Né à Paris en 1900 ; mort à Marseille le 17 février 1968 ; ingénieur électro-mécanicien ; militant anarchiste et anarcho-syndicaliste marseillais.

Charles Bader, qui était le fils d’une victime de la guerre de 1914, adhéra à l’Union anarchiste vers 1920. Installé à Marseille en 1930 et ingénieur des constructions aéronautiques à Berre-l’Étang (Bouches-du-Rhône) à l’usine Sud-Aviation, il fut l’un des premiers organisateurs de syndicats de techniciens affiliés à la CGT. Il défendit toujours le principe que, nonobstant leur situation privilégiée, les techniciens devaient toujours confondre leur lutte avec celle de la classe ouvrière. Il participa activement aux luttes du Front populaire en y défendant ses conceptions anarchosyndicalistes. En 1938, lors d’une grève, il organisa à Berre un « comité ouvrier » qui esquissa une ébauche de gestion directe ; son action lui valut d’être licencié et d’être mis sur une liste noire sur le marché du travail. Dès lors il vécut en modeste artisan : M. Faitout, petits travaux en tous genres dans le quartier d’Endoume. En 1939, il fut emprisonné et demeura interné pendant deux ans.
En 1948, il devint secrétaire de la 12e région de la Fédération anarchiste où il remplaçait André Arru* et fut, dans le Midi, l’un des organisateurs du Mouvement français pour l’abondance. Il appartenait alors au groupe Marseille-Centre de la FA et était assisté au bureau du Comité de la 12e région par Tony Peduto*, Lina Fourgeaud, J. Bonneuil et Grandet. Après avoir démissionné du secrétariat régional, il fonda en 1950 le groupe FA4 qui selon Arru ne comptait que quatre membres et organisait un cours du militant "suivi assez régulièrement par vingt à vingt cinq éléments" (Lettre d’A. Arru à A. Lapeyre, 4 décembre 1950). Il siégea, jusqu’en 1952, au conseil national de la Fédération anarchiste et au comité de rédaction du Libertaire puis quitta l’organisation lors de sa prise en main par les partisans de Georges Fontenis*, bien qu’il ait été à Marseille le correspondant de l’Organisation Pensée Bataille (OPB), organisme secret mis en place par Fontenis pour conquérir la FA. Il adhéra ensuite à la FA reconstituée fin 1953 et appartenait également à la CNT.
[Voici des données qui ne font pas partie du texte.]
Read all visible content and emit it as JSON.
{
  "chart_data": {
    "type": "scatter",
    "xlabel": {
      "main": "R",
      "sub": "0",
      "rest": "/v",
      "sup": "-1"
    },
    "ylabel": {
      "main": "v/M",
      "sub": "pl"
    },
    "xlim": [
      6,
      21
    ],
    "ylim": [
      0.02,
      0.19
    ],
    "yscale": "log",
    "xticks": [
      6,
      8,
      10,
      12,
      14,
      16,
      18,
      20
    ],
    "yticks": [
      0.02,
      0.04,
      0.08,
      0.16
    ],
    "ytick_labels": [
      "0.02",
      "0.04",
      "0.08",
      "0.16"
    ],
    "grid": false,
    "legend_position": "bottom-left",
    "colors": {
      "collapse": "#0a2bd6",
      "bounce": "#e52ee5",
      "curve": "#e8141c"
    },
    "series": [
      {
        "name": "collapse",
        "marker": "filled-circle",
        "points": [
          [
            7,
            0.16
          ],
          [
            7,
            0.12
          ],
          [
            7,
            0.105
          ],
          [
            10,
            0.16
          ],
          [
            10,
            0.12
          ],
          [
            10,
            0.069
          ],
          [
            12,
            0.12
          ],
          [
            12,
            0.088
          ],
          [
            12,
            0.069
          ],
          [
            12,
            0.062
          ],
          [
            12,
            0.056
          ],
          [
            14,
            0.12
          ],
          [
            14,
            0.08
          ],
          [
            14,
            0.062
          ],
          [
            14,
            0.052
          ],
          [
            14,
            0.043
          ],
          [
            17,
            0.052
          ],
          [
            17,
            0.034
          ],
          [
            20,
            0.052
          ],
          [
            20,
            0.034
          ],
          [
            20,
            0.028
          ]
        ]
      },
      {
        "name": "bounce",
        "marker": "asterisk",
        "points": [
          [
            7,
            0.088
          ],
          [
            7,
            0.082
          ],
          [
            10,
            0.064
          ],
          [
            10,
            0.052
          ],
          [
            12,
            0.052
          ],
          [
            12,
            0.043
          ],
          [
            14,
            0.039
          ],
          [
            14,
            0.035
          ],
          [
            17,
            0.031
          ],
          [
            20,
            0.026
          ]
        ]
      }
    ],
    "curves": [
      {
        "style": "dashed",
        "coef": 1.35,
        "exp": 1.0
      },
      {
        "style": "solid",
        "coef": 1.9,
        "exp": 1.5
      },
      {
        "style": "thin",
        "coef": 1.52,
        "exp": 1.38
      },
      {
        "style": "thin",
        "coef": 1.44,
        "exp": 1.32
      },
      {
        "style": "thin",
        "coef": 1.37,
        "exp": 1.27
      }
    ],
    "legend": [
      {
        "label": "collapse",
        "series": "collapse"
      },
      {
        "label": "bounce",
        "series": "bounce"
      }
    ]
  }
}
En 1954, Bader fut convoqué à une réunion organisée par Arru pour qu’il s’explique sur son action au sein de l’OPB, dont il n’avait révélé son appartenance à personne. A l’issue de cette réunion, Bader démissionna de la FA.
Dans les années 1960 il était membre du groupe FA3-Bakounine de Marseille, formé de jeunes militants dont plusieurs furent ensuite membres de la tendance à l’origine de la formation de l’Organisation Révolutionnaire Anarchiste (ORA). Depuis octobre 1967, Bader animait une école du militant anarchiste, cours de formation dont il avait un des premiers en France défendu le principe, et ce jusqu’à sa mort survenue à Marseille le 17 février 1968.

SOURCES : Le Monde libertaire, n° 141, avril 1968. — Le Monde, 25-26 février 1968.— G. Fontenis, L’autre communisme…, op. cit. — S/ Knoerr-Saulière & F. Kaigre, Jean-René Saulière dit André Arru..., op. cit.